In order for this to happen we will need one or more people willing to take on the responsibility of ensuring the quality of rbutr’s code is maintained, and new developments do not break the system. Making rbutr open source doesn’t mean it will now build itself. It requires a community effort to get the work done, but without experienced coders taking on the leadership roles, even the most active open source community can end up achieving nothing, or worse, breaking everything.

So first and foremost, we are looking for experienced coders who want to see rbutr successfully become open source and build an a vibrant active community of developers regularly fixing, improving and adding to rbutr. People experienced with Java are ideal, though anyone with extensive coding experience and a desire to make this happen will be great.

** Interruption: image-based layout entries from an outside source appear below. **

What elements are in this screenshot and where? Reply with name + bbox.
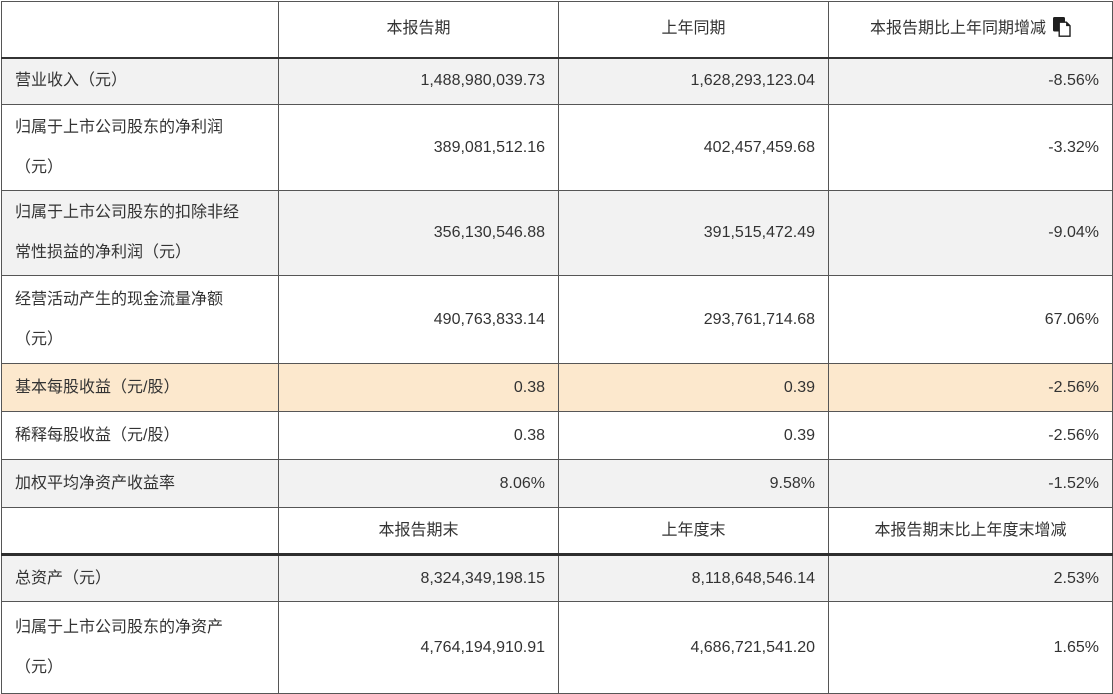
row-label: 营业收入（元）	[1, 57, 279, 105]
row-current-value: 0.38	[278, 363, 559, 412]
empty-header-cell	[1, 1, 279, 59]
row-label: 归属于上市公司股东的净资产（元）	[1, 601, 279, 694]
table-row-net-assets: 归属于上市公司股东的净资产（元） 4,764,194,910.91 4,686,…	[1, 601, 1113, 694]
row-change-value: 2.53%	[828, 554, 1113, 602]
row-label: 经营活动产生的现金流量净额（元）	[1, 275, 279, 364]
table-row-operating-cash-flow: 经营活动产生的现金流量净额（元） 490,763,833.14 293,761,…	[1, 275, 1113, 364]
row-change-value: -2.56%	[828, 363, 1113, 412]
header-current-period-end: 本报告期末	[278, 507, 559, 556]
row-current-value: 8,324,349,198.15	[278, 554, 559, 602]
row-prior-value: 4,686,721,541.20	[558, 601, 829, 694]
row-label: 基本每股收益（元/股）	[1, 363, 279, 412]
row-prior-value: 1,628,293,123.04	[558, 57, 829, 105]
row-change-value: 67.06%	[828, 275, 1113, 364]
row-change-value: -8.56%	[828, 57, 1113, 105]
row-current-value: 8.06%	[278, 459, 559, 508]
row-label: 总资产（元）	[1, 554, 279, 602]
row-prior-value: 0.39	[558, 363, 829, 412]
table-row-basic-eps: 基本每股收益（元/股） 0.38 0.39 -2.56%	[1, 363, 1113, 412]
row-prior-value: 0.39	[558, 411, 829, 460]
row-current-value: 389,081,512.16	[278, 104, 559, 191]
table-row-net-profit-excl-nonrecurring: 归属于上市公司股东的扣除非经常性损益的净利润（元） 356,130,546.88…	[1, 190, 1113, 276]
row-label: 归属于上市公司股东的扣除非经常性损益的净利润（元）	[1, 190, 279, 276]
copy-icon[interactable]	[1053, 17, 1071, 38]
row-prior-value: 8,118,648,546.14	[558, 554, 829, 602]
row-change-value: -1.52%	[828, 459, 1113, 508]
row-change-value: 1.65%	[828, 601, 1113, 694]
row-prior-value: 391,515,472.49	[558, 190, 829, 276]
header-prior-year-end: 上年度末	[558, 507, 829, 556]
row-change-value: -9.04%	[828, 190, 1113, 276]
row-label: 稀释每股收益（元/股）	[1, 411, 279, 460]
row-change-value: -2.56%	[828, 411, 1113, 460]
table-row-weighted-avg-roe: 加权平均净资产收益率 8.06% 9.58% -1.52%	[1, 459, 1113, 508]
header-prior-period: 上年同期	[558, 1, 829, 59]
row-current-value: 490,763,833.14	[278, 275, 559, 364]
table-row-net-profit: 归属于上市公司股东的净利润（元） 389,081,512.16 402,457,…	[1, 104, 1113, 191]
row-current-value: 4,764,194,910.91	[278, 601, 559, 694]
row-prior-value: 293,761,714.68	[558, 275, 829, 364]
header-period-change-label: 本报告期比上年同期增减	[869, 20, 1046, 38]
period-header-row: 本报告期 上年同期 本报告期比上年同期增减	[1, 1, 1113, 59]
header-current-period: 本报告期	[278, 1, 559, 59]
table-row-total-assets: 总资产（元） 8,324,349,198.15 8,118,648,546.14…	[1, 554, 1113, 602]
row-prior-value: 9.58%	[558, 459, 829, 508]
row-prior-value: 402,457,459.68	[558, 104, 829, 191]
period-end-header-row: 本报告期末 上年度末 本报告期末比上年度末增减	[1, 507, 1113, 556]
row-current-value: 1,488,980,039.73	[278, 57, 559, 105]
empty-header-cell	[1, 507, 279, 556]
table-row-diluted-eps: 稀释每股收益（元/股） 0.38 0.39 -2.56%	[1, 411, 1113, 460]
row-current-value: 356,130,546.88	[278, 190, 559, 276]
table-row-operating-revenue: 营业收入（元） 1,488,980,039.73 1,628,293,123.0…	[1, 57, 1113, 105]
header-period-end-change: 本报告期末比上年度末增减	[828, 507, 1113, 556]
header-period-change: 本报告期比上年同期增减	[828, 1, 1113, 59]
row-change-value: -3.32%	[828, 104, 1113, 191]
row-label: 加权平均净资产收益率	[1, 459, 279, 508]
row-label: 归属于上市公司股东的净利润（元）	[1, 104, 279, 191]
row-current-value: 0.38	[278, 411, 559, 460]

Craig, our CTO who built rbutr from the ground up, will be able to provide some assistance in this process, but all of the work required to make the code accessible to an open source community will need to be done by this team (or individual). For an idea of what work is going to be involved in this first step, see this article.

So, if you want to be part of this team and want to help lead rbutr into the open source community, then please join our facebook working group, and/or email : shane at rbutr, and let us know that you are keen to help make this happen. If you want to jump in and have a look at the rbutr code, just email Craig your public key and he will give you read access of our current code on git. You can reach him through craig at rbutr.

Feel free to join that Facebook working group even if you aren’t able to take on the leadership role, but still want to participate in the open source development or volunteer in other ways (for example, we will soon be releasing a system which will allow volunteers to curate rebuttals into the ‘best of rbutr’ emails we were sending out last year, so that we can continue to provide that service once again).

As soon as we have the code hosted online and all of the infrastructure around that setup (changelog, issue tracker etc), then we (mostly me, I guess) can get to work building an even larger community of developers participating in rbutr’s growth. I will make a public Trello page of all of the development which needs to be done, and features which we are looking forward to having. We will organise a central community discussion platform (either the rbutr subreddit or I will install a forum for it here on our website.) where people can organise themselves into working groups, or claim specific jobs, or suggest new features, bug fixes, improvements etc.

This is the plan, and all we need now is a few key leaders to step forward in order to make this happen.

I look forward to working with you…

Shane

PS: You may want to know about the languages and structures used to operate rbutr. The backend is java on JBoss with Postgres as the DB, and the MVC is managed with Webmacro (like Apache Velocity).